Love ‘em or hate ‘em, the Robertson family isn’t going away anytime soon. The stars of Duck Dynasty, despite stirring up plenty of controversy and causing occasional outrage, are looking to further expand their entertainment brand beyond A&E, as they have reportedly teamed up with some Broadway producers to adapt Willie Robertson’s 2012 book, The Duck Commander Family, as a stage musical. While it sounds like it would be perfect for the “Live Entertainment Capital of the World” known as Branson, the Robertsons are actually bringing their unique rags-to-riches story to Las Vegas.
Sure, it seems a little hypocritical for Phil Robertson’s family, built on religious values and loyalty to scripture, to produce a show that will play exclusively at the Rio Hotel and Casino in the belly of Sin City, but they see this as an opportunity to change some minds through artistic expression, while probably making a ton of money. This family sure does love money.

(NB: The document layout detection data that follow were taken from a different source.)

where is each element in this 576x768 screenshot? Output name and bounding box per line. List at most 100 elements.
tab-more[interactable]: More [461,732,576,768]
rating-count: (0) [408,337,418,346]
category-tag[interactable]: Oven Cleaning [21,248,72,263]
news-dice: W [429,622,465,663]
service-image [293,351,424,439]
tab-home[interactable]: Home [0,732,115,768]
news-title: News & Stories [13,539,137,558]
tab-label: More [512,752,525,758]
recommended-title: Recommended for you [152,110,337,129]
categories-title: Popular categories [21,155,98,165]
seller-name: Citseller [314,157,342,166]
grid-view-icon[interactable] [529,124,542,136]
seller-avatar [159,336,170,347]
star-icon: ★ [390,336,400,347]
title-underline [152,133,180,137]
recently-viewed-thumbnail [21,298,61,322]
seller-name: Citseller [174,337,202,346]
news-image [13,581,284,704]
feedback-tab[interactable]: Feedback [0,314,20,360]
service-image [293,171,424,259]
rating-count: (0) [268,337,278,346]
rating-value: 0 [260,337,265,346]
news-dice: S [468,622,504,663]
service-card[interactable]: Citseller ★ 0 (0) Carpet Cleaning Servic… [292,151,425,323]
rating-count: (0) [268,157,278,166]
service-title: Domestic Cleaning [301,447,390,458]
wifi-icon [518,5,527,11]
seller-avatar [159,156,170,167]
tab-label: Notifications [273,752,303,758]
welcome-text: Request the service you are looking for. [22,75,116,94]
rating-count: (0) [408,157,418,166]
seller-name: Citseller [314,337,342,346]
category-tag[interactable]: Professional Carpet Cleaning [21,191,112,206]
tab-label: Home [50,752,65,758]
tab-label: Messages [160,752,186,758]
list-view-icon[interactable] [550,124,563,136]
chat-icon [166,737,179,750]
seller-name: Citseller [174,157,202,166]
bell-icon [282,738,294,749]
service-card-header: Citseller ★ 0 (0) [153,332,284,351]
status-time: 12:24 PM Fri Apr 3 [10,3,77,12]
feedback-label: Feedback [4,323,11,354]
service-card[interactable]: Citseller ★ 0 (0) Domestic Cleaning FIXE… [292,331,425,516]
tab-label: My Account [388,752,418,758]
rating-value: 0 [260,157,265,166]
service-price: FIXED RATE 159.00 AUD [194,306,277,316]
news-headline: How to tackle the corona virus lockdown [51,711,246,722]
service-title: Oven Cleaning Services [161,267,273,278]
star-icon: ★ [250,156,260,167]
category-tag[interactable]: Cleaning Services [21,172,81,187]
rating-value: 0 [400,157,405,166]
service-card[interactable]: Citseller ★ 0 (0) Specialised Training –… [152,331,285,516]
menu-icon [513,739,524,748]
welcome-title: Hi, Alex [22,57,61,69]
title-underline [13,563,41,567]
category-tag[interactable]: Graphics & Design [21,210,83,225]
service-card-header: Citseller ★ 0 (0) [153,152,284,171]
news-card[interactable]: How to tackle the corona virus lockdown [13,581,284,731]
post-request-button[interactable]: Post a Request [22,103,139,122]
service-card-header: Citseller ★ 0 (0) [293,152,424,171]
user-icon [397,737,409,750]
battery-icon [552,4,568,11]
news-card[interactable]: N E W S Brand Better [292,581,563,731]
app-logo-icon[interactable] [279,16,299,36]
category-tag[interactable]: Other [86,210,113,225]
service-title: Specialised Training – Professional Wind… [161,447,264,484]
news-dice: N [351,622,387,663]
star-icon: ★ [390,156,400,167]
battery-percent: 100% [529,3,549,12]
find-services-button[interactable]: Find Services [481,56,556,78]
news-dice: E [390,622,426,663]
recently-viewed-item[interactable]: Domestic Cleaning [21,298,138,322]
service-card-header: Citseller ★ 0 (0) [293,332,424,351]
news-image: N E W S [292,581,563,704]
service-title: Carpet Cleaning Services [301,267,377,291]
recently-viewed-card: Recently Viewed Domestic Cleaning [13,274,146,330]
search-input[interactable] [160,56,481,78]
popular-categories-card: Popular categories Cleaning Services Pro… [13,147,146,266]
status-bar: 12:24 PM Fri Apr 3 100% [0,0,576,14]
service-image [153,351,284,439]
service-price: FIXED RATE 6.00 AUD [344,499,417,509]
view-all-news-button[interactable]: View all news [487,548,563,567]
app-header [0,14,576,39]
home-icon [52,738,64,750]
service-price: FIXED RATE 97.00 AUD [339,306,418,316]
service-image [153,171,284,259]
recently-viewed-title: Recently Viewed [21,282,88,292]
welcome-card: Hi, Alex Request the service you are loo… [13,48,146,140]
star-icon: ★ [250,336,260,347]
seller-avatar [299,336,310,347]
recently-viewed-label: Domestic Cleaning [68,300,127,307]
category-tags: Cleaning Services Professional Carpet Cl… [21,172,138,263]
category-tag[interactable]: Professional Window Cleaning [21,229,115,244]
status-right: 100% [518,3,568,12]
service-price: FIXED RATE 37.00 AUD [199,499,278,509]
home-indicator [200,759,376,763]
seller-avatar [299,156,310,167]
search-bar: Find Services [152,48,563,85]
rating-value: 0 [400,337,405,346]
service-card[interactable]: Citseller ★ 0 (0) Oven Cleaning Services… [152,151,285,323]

“The show will end up challenging the views and assumptions of people across the political spectrum, more than most theater does,” said Michael David, the Broadway producer who is developing the show and has mounted Broadway hits like “Jersey Boys” and flops like “Good Vibrations.”
“The Robertsons are so unusual, their story so juicy, and theater shouldn’t be limited to telling stories about people you resemble or revere,” added Mr. David, whose long gray beard could make him an honorary Robertson. (Via the New York Times)
The Duck Commander Family Musical will star stage actors playing the members of the Robertson family and tell the story of how they built an empire. Of course, there’s remarkable irony in the Robertsons teaming up with Broadway folk, especially since some of the men involved in developing this show are gay, including musical director Jeff Calhoun. However, as he told the NY Times, there’s simply work to be done.
“We’ve agreed to disagree on some things, but we’re family and we love and respect each other,” Mr. Calhoun said. “I like to think that this musical could bridge some gaps, too.”
This should provide plenty of material across every publication in show business for, oh I don’t know, as long as this show runs.